He served as Under-Secretary of State for the Colonies under Lord Salisbury from 1885 to 1886 and 1886 to 1887. He also successfully presided over the 1902 Land Conference and was the founder of the Irish Reform Association. He recruited two regiments of sharpshooters, leading them in the Boer War and later establishing a unit in Ireland. He held the office of a Senator of the Irish Free State from 1922 to 1926.

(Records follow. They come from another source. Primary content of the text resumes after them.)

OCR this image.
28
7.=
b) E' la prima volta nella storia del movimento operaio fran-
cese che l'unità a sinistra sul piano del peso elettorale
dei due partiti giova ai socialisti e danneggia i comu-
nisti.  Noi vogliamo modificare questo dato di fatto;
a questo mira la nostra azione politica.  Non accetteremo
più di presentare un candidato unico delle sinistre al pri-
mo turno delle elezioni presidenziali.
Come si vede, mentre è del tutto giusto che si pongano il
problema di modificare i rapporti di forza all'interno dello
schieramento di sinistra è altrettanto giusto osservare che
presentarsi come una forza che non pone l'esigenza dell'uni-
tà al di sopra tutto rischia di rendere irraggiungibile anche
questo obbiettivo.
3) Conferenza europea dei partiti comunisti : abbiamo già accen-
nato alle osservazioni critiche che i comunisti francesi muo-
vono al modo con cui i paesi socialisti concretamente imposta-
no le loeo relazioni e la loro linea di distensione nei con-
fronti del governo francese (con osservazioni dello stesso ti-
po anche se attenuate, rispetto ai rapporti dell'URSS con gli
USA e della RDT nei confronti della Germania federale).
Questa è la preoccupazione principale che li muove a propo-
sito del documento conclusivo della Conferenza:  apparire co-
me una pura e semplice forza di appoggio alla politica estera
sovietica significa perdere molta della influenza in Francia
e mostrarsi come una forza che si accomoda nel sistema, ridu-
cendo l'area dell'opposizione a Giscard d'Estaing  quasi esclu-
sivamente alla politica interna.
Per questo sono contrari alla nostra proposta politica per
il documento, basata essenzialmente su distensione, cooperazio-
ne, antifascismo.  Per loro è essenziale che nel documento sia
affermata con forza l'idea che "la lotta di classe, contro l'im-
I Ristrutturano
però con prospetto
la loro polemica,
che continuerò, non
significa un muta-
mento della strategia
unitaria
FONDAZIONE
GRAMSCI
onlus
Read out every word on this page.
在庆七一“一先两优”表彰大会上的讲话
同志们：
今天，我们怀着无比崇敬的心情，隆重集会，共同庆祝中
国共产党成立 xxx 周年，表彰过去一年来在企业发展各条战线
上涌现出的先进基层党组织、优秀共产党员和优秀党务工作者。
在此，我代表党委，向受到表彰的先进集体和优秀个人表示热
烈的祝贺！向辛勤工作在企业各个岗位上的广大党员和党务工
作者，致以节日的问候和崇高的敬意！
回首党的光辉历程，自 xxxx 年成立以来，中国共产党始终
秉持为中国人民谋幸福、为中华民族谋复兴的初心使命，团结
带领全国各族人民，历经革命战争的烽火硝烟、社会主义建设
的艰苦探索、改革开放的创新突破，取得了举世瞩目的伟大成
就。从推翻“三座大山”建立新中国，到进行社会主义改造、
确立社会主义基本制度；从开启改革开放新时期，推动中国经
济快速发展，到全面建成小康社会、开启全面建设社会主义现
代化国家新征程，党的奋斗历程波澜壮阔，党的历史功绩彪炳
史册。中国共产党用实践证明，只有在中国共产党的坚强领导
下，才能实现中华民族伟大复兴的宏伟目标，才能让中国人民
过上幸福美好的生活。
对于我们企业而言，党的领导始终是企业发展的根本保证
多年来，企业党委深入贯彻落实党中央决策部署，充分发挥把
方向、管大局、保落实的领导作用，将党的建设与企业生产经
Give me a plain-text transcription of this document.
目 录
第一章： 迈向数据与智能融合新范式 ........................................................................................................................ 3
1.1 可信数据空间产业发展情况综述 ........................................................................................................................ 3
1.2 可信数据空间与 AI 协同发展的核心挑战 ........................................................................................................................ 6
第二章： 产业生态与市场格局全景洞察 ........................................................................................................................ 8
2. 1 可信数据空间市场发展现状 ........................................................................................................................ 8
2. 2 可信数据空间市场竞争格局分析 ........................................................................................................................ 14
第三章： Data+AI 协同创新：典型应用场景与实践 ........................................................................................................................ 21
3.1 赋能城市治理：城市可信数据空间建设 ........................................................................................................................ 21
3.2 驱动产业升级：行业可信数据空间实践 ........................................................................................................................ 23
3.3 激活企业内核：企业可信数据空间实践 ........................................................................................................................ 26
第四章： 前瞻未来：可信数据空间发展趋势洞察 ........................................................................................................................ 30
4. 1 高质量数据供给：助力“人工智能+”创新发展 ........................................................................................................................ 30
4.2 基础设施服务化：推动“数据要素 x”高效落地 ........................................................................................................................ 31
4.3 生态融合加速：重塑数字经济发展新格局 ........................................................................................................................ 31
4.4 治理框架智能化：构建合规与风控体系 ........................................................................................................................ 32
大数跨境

A big game hunter, in 1874 Dunraven claimed 15000 acre in Estes Park, Colorado, United States, determined to make the area a game park. He built a tourist hotel there but sold the land in the early 20th century, as he was under continuous pressure from settlers trying to encroach on his holdings.

==Early years==
Lord Dunraven was born at the family seat, Adare Manor, County Limerick, the only son of The 3rd Earl of Dunraven by his first wife, Florence Augusta Goold, third daughter of Thomas Goold, Master in Chancery. His early years were spent at Dunraven Castle, Glamorgan, Wales. He was educated at Christ Church, Oxford. While part of the Protestant Ascendancy, the Quin (Ó Cuinn) family of Adare descended of Gaelic-Irish nobility as a prominent branch of the Dalcassians; they had several-times married into the Wyndham family, from whence they inherited Dunraven Castle and which members included the Earl of Egremont and Baron Leconfield.

After serving as a lieutenant in the 1st Life Guards, a cavalry regiment, Dunraven became, at age twenty-six, a war correspondent for the London newspaper The Daily Telegraph. He covered the Abyssinian War in Africa. In this capacity, he shared a tent with Henry Stanley of The New York Herald.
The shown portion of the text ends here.